Prima di tutto, anche in ragione del mio specifico ruolo nella Commissione, valorizzando il più possibile, nella direzione dell’Intelligenza Artificiale, quanto è stato creato negli ultimi anni a supporto della digitalizzazione delle PMI e della PA. Concretamente intendo che occorre far leva sulla rete degli otto Competence Center del Piano Nazionale Industria 4.0; sui Digital Innovation Hub, che sono derivati dallo stesso piano e occorre sfruttare tutto il potenziale degli European Digital Innovation Hub, che sono in partenza con forme di co-finanziamento dell’Unione Europea e del PNRR. Abbiamo una rete straordinaria, distribuita sui territori, con competenze specifiche e con il coinvolgimento di grandi aziende che possono agire anche da traino per le PMI a partire e per le loro filiere.

Facciamo un esempio

Io sono coinvolto come vicepresidente del Competence Center Industry Manufacturing CIM 4.0 di Torino, e come molti altri siamo una realtà che al proprio interno conta la presenza di grandi aziende. Alcune sono realtà direttamente impegnate sul digitale, altre sono imprese fortemente innovative che operano nell’automotive, nella space technology, nell’automazione o in altri settori con una importante strategia per l’Intelligenza Artificiale.

A questo si aggiunge poi il rapporto tra imprese e mondo universitario

Assolutamente. La Commissione si pone di creare le condizioni per incoraggiare e sostenere una maggiore collaborazione fra imprese e università. Io credo che questa collaborazione, in questo momento, sia da impostare primariamente in due direzioni.

Una direzione riguarda la necessità di facilitare il trasferimento tecnologico dal mondo della ricerca pubblica a quello delle imprese.  In secondo luogo, è necessario spingere sui temi della formazione per sviluppare e diffondere maggiori competenze digitali.

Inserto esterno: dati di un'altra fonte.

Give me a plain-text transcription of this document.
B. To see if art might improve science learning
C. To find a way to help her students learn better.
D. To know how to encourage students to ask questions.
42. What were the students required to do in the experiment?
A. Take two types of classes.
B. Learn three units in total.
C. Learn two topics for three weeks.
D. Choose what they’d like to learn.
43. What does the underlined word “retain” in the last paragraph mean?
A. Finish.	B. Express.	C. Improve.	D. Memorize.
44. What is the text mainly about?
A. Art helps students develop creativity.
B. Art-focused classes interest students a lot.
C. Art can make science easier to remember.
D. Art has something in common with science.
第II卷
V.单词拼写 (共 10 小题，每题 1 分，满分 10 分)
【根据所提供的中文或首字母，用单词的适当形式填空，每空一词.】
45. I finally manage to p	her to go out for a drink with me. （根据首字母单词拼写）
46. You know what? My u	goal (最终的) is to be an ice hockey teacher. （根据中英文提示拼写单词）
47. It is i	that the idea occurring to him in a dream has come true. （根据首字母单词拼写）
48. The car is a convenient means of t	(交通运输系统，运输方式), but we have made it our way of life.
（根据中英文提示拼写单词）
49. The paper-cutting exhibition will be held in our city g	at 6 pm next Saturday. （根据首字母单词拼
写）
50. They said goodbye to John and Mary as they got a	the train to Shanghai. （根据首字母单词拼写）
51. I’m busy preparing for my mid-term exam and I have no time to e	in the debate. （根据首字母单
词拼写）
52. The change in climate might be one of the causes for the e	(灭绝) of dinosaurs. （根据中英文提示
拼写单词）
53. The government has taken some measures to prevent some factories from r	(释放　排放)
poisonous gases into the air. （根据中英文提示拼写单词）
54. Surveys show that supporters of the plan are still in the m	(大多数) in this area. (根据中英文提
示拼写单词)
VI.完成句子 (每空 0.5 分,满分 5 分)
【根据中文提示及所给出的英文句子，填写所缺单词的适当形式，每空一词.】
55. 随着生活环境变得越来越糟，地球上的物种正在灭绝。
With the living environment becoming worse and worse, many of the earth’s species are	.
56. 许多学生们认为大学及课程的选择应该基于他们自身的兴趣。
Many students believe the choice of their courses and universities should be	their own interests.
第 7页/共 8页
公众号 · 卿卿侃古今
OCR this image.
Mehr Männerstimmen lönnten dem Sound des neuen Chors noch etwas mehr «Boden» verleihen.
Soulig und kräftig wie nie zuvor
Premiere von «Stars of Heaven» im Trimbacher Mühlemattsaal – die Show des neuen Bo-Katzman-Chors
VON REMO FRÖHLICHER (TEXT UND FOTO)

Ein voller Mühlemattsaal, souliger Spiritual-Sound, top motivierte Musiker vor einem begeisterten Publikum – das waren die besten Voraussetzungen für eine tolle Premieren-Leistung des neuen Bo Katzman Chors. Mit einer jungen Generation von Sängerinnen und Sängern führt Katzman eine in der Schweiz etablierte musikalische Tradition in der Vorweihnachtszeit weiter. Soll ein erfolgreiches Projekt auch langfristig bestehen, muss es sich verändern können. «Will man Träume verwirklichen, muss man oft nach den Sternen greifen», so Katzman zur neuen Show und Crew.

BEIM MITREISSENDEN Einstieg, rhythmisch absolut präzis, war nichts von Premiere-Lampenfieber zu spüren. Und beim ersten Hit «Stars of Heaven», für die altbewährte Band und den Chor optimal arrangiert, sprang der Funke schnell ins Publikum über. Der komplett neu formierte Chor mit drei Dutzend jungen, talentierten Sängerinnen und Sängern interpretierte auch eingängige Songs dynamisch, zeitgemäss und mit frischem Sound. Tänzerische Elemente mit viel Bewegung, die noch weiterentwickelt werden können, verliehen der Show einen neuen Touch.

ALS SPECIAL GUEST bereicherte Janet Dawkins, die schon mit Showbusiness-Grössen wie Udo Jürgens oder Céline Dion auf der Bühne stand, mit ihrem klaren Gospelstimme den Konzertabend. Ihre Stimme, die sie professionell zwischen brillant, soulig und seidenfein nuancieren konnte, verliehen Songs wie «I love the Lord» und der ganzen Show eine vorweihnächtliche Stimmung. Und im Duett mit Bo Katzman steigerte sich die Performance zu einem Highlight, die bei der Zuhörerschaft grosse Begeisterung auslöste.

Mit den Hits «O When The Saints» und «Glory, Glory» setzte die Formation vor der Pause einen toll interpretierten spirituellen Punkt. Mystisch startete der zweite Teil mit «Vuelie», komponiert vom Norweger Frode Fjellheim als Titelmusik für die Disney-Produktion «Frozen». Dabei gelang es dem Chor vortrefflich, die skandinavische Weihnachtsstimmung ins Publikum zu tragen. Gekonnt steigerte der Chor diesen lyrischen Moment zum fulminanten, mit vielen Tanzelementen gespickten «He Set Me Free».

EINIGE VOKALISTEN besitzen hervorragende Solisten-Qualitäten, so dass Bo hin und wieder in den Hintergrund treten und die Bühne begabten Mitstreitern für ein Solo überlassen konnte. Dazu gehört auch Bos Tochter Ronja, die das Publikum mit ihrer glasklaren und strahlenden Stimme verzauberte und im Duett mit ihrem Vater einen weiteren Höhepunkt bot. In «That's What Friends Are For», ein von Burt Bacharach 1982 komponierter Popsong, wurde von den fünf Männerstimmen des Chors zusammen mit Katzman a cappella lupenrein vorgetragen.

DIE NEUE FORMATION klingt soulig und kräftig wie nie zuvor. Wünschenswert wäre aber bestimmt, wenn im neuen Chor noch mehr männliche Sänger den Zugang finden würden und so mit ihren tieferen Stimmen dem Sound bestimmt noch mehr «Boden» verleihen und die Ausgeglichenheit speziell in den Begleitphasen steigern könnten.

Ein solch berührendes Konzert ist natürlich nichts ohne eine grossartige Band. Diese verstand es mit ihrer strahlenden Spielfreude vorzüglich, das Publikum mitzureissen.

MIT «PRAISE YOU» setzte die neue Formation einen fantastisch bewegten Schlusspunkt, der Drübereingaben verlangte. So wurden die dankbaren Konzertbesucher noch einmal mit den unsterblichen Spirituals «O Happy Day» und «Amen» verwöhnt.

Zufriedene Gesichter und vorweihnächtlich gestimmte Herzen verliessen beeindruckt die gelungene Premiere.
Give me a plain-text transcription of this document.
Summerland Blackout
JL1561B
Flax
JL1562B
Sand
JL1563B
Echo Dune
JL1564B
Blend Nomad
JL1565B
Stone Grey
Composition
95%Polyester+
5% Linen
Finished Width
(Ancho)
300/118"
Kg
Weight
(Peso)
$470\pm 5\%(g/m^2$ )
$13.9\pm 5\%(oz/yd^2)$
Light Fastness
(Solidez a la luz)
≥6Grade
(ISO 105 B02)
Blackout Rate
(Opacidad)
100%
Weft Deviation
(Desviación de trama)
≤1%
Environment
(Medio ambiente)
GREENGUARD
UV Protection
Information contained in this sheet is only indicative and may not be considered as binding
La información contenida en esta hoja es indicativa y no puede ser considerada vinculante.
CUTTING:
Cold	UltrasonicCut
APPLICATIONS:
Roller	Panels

In questo caso dobbiamo anche considerare che il baricentro della ricerca sul tema dell’AI si è spostato dal pubblico al privato, anche per quanto attiene alle infrastrutture necessarie per fare ricerca. Nell’ambito del supercalcolo le strutture private stanno diventando più importanti rispetto a quelle pubbliche. Anche nel nostro paese ci sono grandi aziende che sono nella condizione di disporre di asset per il super calcolo che rappresentano un asset per il paese in termini di contributo alla ricerca.

Asset di infrastruttura e di competenze che devono entrare a far parte di un ecosistema di innovazione?

Fondamentalmente sì, questo è l’altro punto chiave. Occorre favorire lo sviluppo di centri di calcolo con una vocazione industry level programmando il ciclo di vita dei centri stessi in relazione alla programmazione dei processi di innovazione e in relazione allo sviluppo in parallelo di skill adeguati.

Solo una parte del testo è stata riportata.